Rabu, 25 Agustus 2010

KSAL: Belum Perlu Gelar Pasukan


26 Agustus 2010, Jakarta -- Kepala Staf TNI Angkatan Laut Laksamana TNI Agus Suhartono menyatakan, keberadaan kapal-kapal patroli TNI Angkatan Laut di beberapa titik perbatasan maritim Indonesia dengan negara tetangga, masih dalam kapasitas cukup dan efektif.

Oleh karena itu, gelar pasukan untuk mengantisipasi pelanggaran perbatasan yang dilakukan Malaysia belum perlu dilakukan.

"Keberadaan personil dan kapal-kapal patroli masih cukup. Tak perlu ada penambahan dan gelar pasukan," ujar KSAL kepada Suara Karya di sela-sela peresmian Komite Olah Raga Militer Indonesia di Mabes TNI Cilangkap, Jakarta, Rabu (25/8).

Maritim Indonesia berbatasan langsung dengan Malaysia, India, Australia, Singapura, Vietnam, Filipina, Papua Nugini, Palau (berbatasan Ambon), Thailand dan Timor Leste. Sebanyak 16 perbatasan telah diselesasikan Kementerian Luar Negeri RI dengan 10 negara itu, baik bilateral maupun trilateral.

Sementara itu, untuk batas zona ekonomi eksklusif (ZEE) Indonesia dengan Malaysia masih harus menyelesaikan persoalan perbatasan maritim untuk zona ekonomi eksklusif (ZEE), di antaranya di Selat Malaka, Laut China Selatan, laut wilayah dan landas kontinen di laut Sulawesi yang saat ini sedang menjadi perhatian, perairan utara Pulau Bintan dan Pulau Batam. "Keberadaan kapal-kapal kita di sana masih cukup untuk mengawasi," ujar Agus.

Menurut Agus, batas maritim Indonesia berdasarkan peta Nomor 349/ 2009 tentang Batas Maritim Indonesia. "Tidak ada wilayah abu-abu pada posisi Indonesia.
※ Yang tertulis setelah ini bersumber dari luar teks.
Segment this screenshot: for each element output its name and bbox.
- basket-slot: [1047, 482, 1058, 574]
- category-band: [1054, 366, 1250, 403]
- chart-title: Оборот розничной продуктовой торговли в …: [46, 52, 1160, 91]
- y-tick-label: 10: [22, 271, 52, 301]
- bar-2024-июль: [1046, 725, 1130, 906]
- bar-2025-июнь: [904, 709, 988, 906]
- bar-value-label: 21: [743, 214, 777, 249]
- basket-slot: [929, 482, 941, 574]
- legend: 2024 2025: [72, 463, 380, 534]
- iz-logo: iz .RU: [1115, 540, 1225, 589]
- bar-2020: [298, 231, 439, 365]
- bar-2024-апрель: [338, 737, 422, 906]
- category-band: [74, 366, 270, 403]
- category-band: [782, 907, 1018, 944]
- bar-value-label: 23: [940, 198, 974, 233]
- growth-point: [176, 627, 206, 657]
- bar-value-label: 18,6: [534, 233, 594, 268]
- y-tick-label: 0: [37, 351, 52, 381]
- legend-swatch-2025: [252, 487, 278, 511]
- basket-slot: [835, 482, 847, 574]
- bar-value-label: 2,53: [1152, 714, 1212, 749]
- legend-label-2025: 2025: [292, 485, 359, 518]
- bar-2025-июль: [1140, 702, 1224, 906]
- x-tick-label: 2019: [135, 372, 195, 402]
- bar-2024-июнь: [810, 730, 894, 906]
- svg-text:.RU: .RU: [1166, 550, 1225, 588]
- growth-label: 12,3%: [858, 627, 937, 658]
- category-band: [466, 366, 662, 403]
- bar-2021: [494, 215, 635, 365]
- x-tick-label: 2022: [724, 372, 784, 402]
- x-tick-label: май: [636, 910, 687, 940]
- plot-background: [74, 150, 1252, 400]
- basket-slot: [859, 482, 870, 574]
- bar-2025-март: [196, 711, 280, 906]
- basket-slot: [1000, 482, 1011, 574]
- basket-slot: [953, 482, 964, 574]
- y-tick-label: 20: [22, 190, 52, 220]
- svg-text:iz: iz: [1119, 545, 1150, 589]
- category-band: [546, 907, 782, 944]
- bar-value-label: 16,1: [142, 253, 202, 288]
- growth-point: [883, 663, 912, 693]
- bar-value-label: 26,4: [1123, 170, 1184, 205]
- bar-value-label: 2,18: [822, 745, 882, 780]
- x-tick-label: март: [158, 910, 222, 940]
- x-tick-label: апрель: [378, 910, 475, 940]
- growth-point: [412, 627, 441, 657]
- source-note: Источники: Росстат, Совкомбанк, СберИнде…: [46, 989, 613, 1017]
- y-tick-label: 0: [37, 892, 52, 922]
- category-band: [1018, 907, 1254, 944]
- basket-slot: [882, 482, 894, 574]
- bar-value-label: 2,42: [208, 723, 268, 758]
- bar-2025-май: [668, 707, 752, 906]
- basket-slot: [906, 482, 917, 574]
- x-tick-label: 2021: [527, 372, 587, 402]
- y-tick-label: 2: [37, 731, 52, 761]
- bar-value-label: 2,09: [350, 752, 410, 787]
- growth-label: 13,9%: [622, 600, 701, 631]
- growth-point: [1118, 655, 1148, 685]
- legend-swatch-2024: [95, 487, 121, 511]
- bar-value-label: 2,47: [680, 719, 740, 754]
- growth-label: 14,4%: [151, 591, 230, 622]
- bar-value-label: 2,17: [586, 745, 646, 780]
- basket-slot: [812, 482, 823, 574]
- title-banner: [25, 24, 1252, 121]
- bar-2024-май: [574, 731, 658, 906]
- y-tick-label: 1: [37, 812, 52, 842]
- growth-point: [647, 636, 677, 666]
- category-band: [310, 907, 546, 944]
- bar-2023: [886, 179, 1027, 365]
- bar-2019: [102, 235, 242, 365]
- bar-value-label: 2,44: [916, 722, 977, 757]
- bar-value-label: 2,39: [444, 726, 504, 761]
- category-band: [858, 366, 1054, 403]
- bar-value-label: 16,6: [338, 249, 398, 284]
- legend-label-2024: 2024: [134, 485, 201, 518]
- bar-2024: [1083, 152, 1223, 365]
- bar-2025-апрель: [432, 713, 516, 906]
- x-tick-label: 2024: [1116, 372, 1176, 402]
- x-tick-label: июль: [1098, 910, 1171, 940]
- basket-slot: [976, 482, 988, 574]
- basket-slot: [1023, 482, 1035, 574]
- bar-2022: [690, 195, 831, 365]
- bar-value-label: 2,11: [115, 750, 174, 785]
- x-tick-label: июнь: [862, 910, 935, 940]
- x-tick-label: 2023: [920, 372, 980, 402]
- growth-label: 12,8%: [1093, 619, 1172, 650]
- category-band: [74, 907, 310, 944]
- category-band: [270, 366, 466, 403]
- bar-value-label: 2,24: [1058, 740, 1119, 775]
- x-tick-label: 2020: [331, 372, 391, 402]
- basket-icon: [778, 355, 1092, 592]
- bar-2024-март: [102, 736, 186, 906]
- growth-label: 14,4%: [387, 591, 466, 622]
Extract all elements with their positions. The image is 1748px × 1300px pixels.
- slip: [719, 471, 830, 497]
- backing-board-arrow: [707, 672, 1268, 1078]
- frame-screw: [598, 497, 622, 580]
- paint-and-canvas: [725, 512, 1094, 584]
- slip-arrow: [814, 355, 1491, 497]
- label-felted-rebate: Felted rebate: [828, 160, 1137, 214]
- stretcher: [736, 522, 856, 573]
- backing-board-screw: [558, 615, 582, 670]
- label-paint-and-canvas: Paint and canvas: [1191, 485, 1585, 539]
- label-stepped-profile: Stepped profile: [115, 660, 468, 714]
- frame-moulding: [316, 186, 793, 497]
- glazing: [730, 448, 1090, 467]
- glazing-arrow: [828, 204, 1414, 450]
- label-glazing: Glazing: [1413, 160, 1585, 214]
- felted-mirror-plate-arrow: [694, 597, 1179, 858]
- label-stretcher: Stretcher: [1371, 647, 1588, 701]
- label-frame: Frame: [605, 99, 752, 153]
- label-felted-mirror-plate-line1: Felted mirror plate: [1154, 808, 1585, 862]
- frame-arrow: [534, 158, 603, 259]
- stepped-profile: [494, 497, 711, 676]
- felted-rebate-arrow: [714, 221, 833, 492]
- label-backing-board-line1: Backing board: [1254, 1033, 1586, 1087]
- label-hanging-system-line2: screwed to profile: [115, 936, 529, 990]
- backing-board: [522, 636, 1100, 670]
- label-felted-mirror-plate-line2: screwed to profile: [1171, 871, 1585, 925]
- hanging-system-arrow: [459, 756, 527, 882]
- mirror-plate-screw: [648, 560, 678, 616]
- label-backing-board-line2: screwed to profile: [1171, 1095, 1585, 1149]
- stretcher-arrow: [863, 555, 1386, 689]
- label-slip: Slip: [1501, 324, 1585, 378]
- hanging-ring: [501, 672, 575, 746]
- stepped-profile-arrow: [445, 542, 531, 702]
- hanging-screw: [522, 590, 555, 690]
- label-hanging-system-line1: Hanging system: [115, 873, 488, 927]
Karena itu, TNI AL tetap berada pada posisi di wilayah maritim Indonesia," ujarnya.

Nelayan WNI ditahan

Sementara itu, Koalisi Rakyat untuk Keadilan Perikanan (Kiara) mengemukakan bahwa sebenarnya terdapat nelayan asal Indonesia yang masih menjalani penahanan di Malaysia. "Kami mendapat laporan dari keluarga korban bahwa enam nelayan asal Pangkalan Brandan, Kabupaten Langkat, Sumatera Utara, ditahan di Penjara Kedah, Malaysia," kata Sekretaris Jenderal Kiara Riza Damanik.

Menurut Riza, nama dari para nelayan tersebut adalah Zulham (40), Mahmud (45), Hamid (45), Ahmad (25), Ismail (42), dan Syahrial (48).

Namun, ia tidak menjelaskan lebih lanjut, mengapa para nelayan itu bisa ditahan di penjara negeri jiran tersebut. Kiara mendesak agar negara melalui instansi yang terkait seperti Kementerian Kelautan dan Perikanan, serta Kementerian Luar Negeri segera melakukan pembelaan terhadap para nelayan yang ditahan.

LSM tersebut juga mendesak agar pemerintah memperhatikan masalah kelautan lainnya yang penting seperti tidak tuntasnya pencemaran Laut Timor.

"Hingga kini tidak ada akurasi data dan informasi yang solid seperti nilai kerugian, wilayah dan substansi terdampak, serta jumlah korban langsung atau tidak langsung," katanya.

Pencemaran di Laut Timor terjadi akibat instalasi di kilang minyak Montara meledak pada Agustus 2009, dan meluas hingga ke perairan di sekitar Kabupaten Rote Ndao bahkan hingga Laut Sawu, terutama sekitar Kabupaten Sabu Raijua dan areal pantai selatan Pulau Timor.

Sebelumnya, tiga LSM yaitu Migrant Care, Kontras, dan Infid juga mendesak agar pemerintah harus serius memperjuangkan pembelaan terhadap ratusan WNI yang terancam hukuman mati di Malaysia.

Berbagai LSM itu menghendaki agar pemerintah segera melakukan diplomasi HAM ke Malaysia karena Indonesia memiliki kewajiban penghormatan HAM bagi setiap orang sebagaimana yang sudah dijamin di dalam konstitusi.

Selain itu, terkait dengan dua vonis hukuman mati terhadap dua WNI yang berinisial BS dan TI, pemerintah Indonesia juga didesak untuk segera melakukan diplomasi politik ke pemerintah Malaysia.